GLG lost its star manager at the beginning of the year and markets have been wondering since whether the hedge fund is going to suffer net outflows the manager set up his new competing fund.

That all. Will come back on this later but right now I am a bit short ... on time :)

Tuesday, September 9 2008

Cash ETFs

Lyxor (Soc Gen) and db-x (Deutsche Bank) are distributing money market ETFs that can be used to invest in EUR, GBP and USD money markets.
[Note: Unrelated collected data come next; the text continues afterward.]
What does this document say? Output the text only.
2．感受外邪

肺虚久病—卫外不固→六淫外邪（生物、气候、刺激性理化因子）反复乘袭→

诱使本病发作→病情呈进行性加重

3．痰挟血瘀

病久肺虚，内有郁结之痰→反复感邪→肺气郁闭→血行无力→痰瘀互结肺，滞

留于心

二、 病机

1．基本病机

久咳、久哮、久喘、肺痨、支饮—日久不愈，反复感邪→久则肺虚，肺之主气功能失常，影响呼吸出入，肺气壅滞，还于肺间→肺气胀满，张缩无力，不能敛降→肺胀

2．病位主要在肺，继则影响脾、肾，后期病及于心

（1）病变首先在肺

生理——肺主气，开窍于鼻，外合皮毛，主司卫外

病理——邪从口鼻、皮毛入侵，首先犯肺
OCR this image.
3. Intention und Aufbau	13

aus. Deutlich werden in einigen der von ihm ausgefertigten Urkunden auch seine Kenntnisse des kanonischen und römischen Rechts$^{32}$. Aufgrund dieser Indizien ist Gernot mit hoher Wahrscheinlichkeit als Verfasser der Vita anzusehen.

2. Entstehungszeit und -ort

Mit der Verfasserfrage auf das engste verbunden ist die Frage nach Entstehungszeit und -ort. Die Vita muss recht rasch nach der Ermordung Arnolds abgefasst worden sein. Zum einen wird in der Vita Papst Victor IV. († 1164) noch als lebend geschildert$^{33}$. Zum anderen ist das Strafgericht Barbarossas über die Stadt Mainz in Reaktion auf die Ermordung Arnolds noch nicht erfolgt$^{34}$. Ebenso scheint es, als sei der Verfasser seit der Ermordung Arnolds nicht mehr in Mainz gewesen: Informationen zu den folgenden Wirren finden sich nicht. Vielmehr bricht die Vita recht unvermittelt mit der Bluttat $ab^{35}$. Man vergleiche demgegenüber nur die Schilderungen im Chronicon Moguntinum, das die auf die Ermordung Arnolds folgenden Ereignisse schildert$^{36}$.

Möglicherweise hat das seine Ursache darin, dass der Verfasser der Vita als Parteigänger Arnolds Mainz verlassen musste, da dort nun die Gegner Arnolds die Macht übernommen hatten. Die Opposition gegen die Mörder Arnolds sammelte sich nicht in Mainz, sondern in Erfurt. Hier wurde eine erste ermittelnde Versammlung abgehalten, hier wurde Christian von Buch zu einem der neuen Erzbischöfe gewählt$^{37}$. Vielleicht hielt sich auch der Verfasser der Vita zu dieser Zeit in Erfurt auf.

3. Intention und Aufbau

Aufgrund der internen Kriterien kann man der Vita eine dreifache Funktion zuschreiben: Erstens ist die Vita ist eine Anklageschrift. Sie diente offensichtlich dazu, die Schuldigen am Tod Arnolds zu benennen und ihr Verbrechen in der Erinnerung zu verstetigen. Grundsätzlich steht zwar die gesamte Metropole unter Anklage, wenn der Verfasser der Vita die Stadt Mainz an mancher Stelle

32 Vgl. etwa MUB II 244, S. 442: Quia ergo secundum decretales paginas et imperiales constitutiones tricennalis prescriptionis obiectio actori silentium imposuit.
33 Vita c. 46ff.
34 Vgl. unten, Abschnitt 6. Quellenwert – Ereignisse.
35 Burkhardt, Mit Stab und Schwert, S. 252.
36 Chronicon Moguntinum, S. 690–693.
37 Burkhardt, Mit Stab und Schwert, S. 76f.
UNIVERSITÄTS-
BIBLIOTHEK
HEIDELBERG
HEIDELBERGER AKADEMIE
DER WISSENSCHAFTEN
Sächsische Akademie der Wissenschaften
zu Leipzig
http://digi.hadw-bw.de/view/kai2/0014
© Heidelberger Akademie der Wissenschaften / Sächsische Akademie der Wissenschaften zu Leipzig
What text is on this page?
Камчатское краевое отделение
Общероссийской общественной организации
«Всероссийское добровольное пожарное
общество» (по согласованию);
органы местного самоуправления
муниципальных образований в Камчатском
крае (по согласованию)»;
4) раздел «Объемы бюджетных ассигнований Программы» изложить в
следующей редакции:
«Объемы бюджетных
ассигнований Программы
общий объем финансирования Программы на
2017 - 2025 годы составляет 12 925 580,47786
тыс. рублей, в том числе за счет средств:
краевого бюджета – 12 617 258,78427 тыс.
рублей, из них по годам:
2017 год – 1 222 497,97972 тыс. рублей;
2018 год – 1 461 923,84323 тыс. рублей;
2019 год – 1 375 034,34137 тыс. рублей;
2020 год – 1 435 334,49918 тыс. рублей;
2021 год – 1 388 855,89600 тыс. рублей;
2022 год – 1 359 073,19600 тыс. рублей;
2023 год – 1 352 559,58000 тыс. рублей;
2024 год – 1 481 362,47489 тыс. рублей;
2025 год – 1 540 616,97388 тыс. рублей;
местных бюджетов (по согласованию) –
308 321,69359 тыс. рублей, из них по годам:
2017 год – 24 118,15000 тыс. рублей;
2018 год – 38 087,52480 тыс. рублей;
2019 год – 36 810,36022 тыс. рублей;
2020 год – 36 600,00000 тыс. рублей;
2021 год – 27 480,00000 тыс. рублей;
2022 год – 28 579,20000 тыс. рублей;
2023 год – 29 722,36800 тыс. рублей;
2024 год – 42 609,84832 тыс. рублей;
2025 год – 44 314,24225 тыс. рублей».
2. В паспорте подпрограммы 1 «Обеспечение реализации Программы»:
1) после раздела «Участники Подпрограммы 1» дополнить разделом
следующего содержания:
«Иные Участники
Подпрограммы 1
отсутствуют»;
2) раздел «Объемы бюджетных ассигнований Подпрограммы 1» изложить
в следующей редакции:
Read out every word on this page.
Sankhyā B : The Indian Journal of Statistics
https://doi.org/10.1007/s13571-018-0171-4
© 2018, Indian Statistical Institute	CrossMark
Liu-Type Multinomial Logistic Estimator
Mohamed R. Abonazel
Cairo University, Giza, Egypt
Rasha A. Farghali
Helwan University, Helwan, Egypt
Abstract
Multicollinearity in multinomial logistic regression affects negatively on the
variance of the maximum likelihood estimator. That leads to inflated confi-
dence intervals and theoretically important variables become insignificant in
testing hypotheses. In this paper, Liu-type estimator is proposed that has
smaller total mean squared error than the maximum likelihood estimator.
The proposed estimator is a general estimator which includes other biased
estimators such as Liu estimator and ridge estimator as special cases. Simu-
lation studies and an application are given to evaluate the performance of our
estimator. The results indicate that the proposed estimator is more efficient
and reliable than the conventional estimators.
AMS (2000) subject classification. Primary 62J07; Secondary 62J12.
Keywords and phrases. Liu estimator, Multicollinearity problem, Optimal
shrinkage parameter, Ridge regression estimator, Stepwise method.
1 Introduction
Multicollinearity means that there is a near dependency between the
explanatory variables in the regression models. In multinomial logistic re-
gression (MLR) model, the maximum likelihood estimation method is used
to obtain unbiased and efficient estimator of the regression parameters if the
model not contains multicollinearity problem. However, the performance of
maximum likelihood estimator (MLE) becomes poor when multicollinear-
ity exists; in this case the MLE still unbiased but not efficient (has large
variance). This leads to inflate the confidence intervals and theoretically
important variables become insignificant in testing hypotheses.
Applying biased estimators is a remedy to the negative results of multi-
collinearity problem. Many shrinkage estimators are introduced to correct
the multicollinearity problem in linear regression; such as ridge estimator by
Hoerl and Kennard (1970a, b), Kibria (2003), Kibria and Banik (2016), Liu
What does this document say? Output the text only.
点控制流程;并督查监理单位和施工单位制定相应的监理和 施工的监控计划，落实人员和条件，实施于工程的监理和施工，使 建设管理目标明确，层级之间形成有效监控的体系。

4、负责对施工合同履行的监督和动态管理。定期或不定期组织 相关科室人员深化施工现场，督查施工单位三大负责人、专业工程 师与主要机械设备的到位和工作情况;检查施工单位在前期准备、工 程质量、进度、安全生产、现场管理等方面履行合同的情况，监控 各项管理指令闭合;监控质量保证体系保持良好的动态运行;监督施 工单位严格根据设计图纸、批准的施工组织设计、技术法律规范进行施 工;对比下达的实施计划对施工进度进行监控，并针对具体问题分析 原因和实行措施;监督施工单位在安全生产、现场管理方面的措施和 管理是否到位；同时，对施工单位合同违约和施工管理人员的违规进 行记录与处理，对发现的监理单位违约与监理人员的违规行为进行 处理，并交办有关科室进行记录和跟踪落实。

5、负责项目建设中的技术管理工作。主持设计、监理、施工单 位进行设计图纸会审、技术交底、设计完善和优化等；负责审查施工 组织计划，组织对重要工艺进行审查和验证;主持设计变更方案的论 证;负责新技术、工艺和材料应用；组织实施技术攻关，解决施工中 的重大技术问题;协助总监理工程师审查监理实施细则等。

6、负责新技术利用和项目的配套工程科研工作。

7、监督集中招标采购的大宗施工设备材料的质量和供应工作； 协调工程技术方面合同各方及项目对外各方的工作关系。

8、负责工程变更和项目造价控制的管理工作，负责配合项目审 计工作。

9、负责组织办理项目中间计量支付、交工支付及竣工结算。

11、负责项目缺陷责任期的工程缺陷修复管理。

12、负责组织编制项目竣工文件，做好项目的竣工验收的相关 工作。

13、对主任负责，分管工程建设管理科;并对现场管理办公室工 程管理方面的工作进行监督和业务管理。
This funds are replicating and compounding everyday the performance of overnight cash investments, namely:

  • EONIA (Euro OverNight Index Average) for the Lyxor ETF EURO CASH (CSH.P). EONIA represents the weighted average all the unsecured overnight € denominated borrowings
  • SONIA (Sterling OverNight Index Average) for the db-x-tracker GB £ MONEY MARKET ETF (XGBP.L). SONIA represents the weighted average all the unsecured overnight £ denominated borrowings
  • FED FUNDS EFFECTIVE RATE TOTAL RETURN INDEX for the db-x-tracker US $ MONEY MARKET ETF (XUSD.L). It will stick to the performance of the FOMC stated retaes.

The good

  • Very tight bid-ask spreads and relatively low management costs
  • Access to the money market.
  • Even though these rates are for unsecured borrowing, Lyxor and DB seems to be holding collateral and entering into swaps to replicate these indexes, providing you with a slightly more secured products and enabling them to replicate more closely the performance of the indexes.

The bad

  • Beware of the cost. Even though the bid-ask spreads are very tight you still have to pay your brokers.

Sunday, September 7 2008

This week end newspaper clippings

  • Saving from the ground up: The Sunday Times finance makeover column is giving some advise to a couple in their late twenties that does not have any saving. A good example if you don't know where to start.
  • Use momentum to cross choppy waters: David Stevenson, the Financial Times' adventurous investor, investigates some of the no-hassle investment vehicle if you want to try momentum investing, an investment strategy that buy the stars (the stocks whose price is rising most) and sells the dogs (the stocks whose price is falling most) and rebalancing regularly). I personally share David's view that an ETF replicating the returns of SocGen's index would definitely a potential buy for me.